1) First is to find out how many W do you need to produce 600 lumens with that type of LED
When you know LED type (XM-L,XP-L2 etc) and bin (T6, V6, W2...) then you can calculate how much current and voltage you need to have to shine that amount of light (lumens). Current multiplied by voltage give you W value - needed power. Usually manufacturer specifies that voltage and current in 25° or 85° LED die temperature so rather choose 85°C (=less efficient). Also each manufacturer states some range of light output because no two LEDs are same so they fit them into ranges described with MIN/MAX light ouput. Its up to you what number you take, but we always use MIN to be sure that at least that amount of lumens is produced. Taking just MAX value doesnt make sense. In this example XM-L2 with U2 bin in 85°C produce 589lm when supplied with 1500mA and 2.83V (taken from Cree datasheet:
https://assets.cree-led.com/a/ds/x/XLamp-XML2.pdf ).

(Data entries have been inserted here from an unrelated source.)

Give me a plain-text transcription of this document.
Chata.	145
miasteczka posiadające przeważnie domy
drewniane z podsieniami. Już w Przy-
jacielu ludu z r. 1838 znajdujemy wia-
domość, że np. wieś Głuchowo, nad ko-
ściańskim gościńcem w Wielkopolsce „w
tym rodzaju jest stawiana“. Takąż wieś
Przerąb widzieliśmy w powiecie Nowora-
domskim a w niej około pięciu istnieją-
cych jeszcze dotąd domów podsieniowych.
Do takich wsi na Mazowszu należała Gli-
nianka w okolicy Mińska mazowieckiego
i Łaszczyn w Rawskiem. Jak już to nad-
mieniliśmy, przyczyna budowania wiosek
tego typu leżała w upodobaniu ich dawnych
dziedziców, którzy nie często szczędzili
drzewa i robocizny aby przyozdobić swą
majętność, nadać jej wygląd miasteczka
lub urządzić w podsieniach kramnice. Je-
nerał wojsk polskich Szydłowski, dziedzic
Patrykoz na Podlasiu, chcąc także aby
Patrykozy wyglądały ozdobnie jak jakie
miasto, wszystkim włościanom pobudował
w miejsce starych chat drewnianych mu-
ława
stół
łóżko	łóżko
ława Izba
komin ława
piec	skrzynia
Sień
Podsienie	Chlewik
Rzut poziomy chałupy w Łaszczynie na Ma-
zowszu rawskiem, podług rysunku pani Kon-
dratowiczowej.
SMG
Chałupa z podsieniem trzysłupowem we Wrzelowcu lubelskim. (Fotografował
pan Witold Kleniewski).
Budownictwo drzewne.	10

Power = 1.5A * 2.83V = 4.245W. Round it to
4.32W to have 600lm.
2) Then you must account for voltage conversion losses
Drivers can be generally 70-99% efficient. Efficiency up to 90% is rare but possible. FIY we make our drivers with 98% efficiency but It took a long time to develop and its not in the whole voltage range and currents. But take 90% as an example, so, to supply
4.32W to LEDs you need approx
4.8W from battery.
3) Then you must account for optics losses
Light from LEDs goes through TIR optics or reflector, both have optic losses. Reflectors could have higher losses. Best and large TIR optics have 90-92% efficiency. So at least another 10% of light is lost there. When you need to have
600lm on output, LED must produce at least
660lm. So you should make previous calculations again for 660lm to be accurate. But lets make it easier and just simply add 10% more power to account for that, so 4.8W * 1.1 =
5.28W.
4) Calculate true (best estimated) runtime
You know battery Wh rating (
12.6Wh). With constant regulated light you have runtime = 12.6Wh/5.28W = 2.39h =
2h23min. So its not constant regulated all the time. Its okay as long as the manufacturer shows you runtime graph so you know what to expect. Chinese brands often use runtime graphs with logarithmic or pseudo scale to impress customers that the step down is not so bad - like
this runtime graph
You see its not complicated. Previously Cree had pct.cree.com page where you could easily dial all LED parameters but its not there anymore after Cree renamed to Wolfspeed. So its more difficult to go through datasheets to read voltages and currents from there.
Generally two LED lamp should have higher efficiency = runtime. Piko X4 in my knowledge is also using XM-L2 LEDs but higher U4 bin, thats approx 8% brighter (or lets say more efficient). What I personally do not like is their 6500K color temperature.